The Woodland Girl began to stamp her foot. "But the house does welcome you," she insisted. "It's my visity-house, and you are to come there as my friend."
In her ardor she turned and faced him squarely under the light, and winced to see how well worth facing he was—for the husband of a coward. There was no sleek New York about him, certainly, but rather the merge of all cities and many countries, a little breath of unusualness, a touch of mystery, a trifling suggestion, perhaps, of more dusty roads than smug pavements, twenty-eight or thirty years, surely, of adventurous youth. Impulsively she put out her hand to him. "Oh, please come," she faltered. "I—think you are so nice."
With a little laugh that had no amusement in it, nor pleasure, nor expectation, nor any emotion that the Woodland Girl had ever experienced, he stood and stared at her with some sudden impulse. "Does Adele really want me to come?" he asked trenchantly.
"Why yes," insisted the Woodland Girl. "It's life or death for you and Adele."
Ten minutes later, standing on guard at the edge of the library door, the Woodland Girl heard, for the first time in her life, the strange, low, vibrant, mysterious mate-tone of a human voice.

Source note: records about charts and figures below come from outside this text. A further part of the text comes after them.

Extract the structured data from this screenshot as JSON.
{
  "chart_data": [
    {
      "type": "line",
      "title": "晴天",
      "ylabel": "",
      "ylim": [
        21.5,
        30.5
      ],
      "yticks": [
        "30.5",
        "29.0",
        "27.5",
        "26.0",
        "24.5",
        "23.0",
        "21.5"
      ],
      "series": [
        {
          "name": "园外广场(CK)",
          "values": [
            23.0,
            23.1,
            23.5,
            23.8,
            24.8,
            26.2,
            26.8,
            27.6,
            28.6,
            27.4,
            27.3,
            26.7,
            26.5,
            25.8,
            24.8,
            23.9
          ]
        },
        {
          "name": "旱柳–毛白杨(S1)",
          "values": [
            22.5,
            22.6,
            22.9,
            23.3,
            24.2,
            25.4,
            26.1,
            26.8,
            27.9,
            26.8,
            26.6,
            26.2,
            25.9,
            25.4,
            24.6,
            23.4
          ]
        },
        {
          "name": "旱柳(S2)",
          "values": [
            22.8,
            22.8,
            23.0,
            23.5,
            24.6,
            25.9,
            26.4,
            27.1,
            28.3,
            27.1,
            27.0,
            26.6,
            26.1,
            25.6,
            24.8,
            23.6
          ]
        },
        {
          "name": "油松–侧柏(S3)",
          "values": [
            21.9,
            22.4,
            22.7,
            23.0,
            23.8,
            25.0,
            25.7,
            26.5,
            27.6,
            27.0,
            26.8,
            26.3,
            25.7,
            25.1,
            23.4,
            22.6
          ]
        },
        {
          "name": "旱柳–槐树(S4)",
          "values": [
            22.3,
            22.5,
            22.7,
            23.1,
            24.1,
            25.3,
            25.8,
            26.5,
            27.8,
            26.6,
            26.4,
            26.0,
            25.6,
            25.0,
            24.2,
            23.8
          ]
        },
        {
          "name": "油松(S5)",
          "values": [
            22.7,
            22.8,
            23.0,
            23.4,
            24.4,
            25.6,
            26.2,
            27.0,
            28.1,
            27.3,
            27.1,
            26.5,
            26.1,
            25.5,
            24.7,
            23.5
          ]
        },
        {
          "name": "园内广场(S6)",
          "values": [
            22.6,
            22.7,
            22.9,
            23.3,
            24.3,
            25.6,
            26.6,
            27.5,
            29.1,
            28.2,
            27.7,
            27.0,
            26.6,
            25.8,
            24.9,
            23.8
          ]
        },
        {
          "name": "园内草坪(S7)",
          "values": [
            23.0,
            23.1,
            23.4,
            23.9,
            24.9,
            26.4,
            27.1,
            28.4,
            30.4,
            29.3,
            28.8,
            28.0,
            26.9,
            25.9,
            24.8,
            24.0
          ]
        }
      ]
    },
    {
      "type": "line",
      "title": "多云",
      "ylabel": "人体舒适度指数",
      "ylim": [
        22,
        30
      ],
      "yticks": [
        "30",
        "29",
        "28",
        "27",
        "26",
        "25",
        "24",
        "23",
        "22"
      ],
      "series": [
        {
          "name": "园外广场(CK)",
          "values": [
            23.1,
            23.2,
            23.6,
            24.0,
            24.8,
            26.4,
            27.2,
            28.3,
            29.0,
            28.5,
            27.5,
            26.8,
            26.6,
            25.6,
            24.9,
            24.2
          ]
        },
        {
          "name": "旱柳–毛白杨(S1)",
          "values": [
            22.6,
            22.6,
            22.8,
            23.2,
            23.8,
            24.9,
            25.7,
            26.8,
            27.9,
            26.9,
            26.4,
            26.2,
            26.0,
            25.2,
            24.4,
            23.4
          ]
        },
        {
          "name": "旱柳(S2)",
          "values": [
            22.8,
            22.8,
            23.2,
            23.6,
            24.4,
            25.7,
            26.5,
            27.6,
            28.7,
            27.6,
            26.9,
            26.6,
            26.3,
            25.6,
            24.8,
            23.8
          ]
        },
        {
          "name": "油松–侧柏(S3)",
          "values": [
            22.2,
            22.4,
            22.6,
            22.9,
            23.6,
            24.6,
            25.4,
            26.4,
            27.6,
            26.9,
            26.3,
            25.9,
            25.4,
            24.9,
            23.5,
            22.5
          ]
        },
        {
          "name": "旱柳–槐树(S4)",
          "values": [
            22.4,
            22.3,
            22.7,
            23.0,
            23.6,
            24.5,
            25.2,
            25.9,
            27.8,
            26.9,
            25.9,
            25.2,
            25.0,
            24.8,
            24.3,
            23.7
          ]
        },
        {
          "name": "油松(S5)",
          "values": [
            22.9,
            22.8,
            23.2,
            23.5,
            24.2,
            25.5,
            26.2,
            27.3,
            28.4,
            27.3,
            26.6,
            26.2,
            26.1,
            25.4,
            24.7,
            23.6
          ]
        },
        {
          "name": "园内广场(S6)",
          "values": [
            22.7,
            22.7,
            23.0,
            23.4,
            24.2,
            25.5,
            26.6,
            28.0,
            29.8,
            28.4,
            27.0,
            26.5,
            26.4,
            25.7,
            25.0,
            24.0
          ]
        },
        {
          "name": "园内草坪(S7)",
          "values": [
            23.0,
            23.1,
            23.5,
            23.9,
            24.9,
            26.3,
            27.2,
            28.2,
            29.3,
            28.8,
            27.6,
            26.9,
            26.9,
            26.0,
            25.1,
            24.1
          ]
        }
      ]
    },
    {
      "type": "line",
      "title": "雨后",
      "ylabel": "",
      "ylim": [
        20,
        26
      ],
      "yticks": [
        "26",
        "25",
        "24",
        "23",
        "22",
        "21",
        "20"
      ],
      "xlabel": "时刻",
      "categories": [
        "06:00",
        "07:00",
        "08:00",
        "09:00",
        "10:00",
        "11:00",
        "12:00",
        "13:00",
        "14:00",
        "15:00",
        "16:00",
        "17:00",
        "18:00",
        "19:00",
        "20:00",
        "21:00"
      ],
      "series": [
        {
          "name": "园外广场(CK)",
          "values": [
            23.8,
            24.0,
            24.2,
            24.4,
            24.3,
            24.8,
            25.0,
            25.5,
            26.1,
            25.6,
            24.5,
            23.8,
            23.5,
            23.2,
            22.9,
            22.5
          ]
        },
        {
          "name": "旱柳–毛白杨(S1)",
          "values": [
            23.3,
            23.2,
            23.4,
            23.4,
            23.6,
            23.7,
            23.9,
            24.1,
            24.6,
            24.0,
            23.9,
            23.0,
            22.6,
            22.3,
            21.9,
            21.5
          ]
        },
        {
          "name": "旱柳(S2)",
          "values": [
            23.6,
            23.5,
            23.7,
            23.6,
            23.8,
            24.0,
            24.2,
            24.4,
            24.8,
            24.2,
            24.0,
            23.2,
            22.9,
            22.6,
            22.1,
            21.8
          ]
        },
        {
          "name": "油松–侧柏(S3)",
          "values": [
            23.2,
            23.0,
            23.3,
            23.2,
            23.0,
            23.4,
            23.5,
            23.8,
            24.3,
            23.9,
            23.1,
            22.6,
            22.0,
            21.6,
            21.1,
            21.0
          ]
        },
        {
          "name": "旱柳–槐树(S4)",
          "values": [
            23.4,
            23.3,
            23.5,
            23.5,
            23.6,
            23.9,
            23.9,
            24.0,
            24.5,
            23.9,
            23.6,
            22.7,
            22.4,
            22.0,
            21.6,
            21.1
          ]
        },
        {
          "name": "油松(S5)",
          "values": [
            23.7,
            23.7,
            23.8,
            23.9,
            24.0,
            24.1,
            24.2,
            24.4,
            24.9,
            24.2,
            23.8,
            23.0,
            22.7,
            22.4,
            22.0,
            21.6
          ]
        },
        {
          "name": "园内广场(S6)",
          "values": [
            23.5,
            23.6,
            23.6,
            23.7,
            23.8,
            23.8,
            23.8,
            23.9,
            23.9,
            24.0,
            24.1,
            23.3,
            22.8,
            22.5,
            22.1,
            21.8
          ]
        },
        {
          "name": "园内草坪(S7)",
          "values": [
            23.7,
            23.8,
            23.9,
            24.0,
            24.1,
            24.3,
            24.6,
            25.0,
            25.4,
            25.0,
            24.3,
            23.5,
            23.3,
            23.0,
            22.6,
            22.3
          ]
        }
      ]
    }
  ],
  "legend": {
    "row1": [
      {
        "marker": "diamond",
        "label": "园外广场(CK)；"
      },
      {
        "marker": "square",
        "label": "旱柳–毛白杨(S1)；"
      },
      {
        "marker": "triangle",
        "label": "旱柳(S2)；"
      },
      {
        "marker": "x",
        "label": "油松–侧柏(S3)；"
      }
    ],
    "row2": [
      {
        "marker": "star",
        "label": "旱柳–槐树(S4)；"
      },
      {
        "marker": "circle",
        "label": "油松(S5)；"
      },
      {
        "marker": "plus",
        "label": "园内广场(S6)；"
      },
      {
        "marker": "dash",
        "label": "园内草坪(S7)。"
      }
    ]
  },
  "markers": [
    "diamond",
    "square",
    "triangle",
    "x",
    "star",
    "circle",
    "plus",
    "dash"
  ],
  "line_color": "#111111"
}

If she had burrowed her head in a dozen pillows, she could not have failed to sense the amazing wonder of the sound, though the clearer-worded detail of hurried plans and eager argument and radiant acquiescence passed by her unobserved. "But I must be perfectly sure that you love me," persisted the man's voice.
"You and—you only," echoed the woman's passion.
Then suddenly, like a practical joke sprung by a half-witted Fate, the store room door opened with casual, exploring pleasantness, and the Journalist and Adele Reitzen's promised husband and big Peter himself stepped out into the hallway.
Before the surprised greeting in two men's faces the Woodland Girl retreated step by step, until at last with a quick turn she whirled back into the dingy, gas-lit library—her chalky face, her staring eyes proclaiming only too plainly the calamity which she had no time to stuff into words.
Close behind her followed the three smiling, unsuspicious intruders. Even then the incident might have passed without gross awkwardness if the Woodland Girl's uncle and aunt had not suddenly joined the company. From the angry, outraged flush on the two older faces it was perfectly evident that these two, at least, had been waylaid by kitchen gossip.
Brian Baird laughed. Like a manly lover goaded and hectored and cajoled too long into unworthy secrecy, his pulses fairly jumped to meet the frank, forced issue. But with a quick, desperate appeal Adele Reitzen silenced the triumphant speech on his lips. "Let me manage it!" she whispered, so vehemently that the man yielded to her, and stepped back against the fireplace, and spread his arms with studied, indolent ease along the mantel, like a rustic cross tortured out of a supple willow withe. One of his hands played teasingly with a stale spray of Christmas greens. Nothing but the straining, white-knuckled grip of his other hand modified the absolute, wilful insolence of his pose.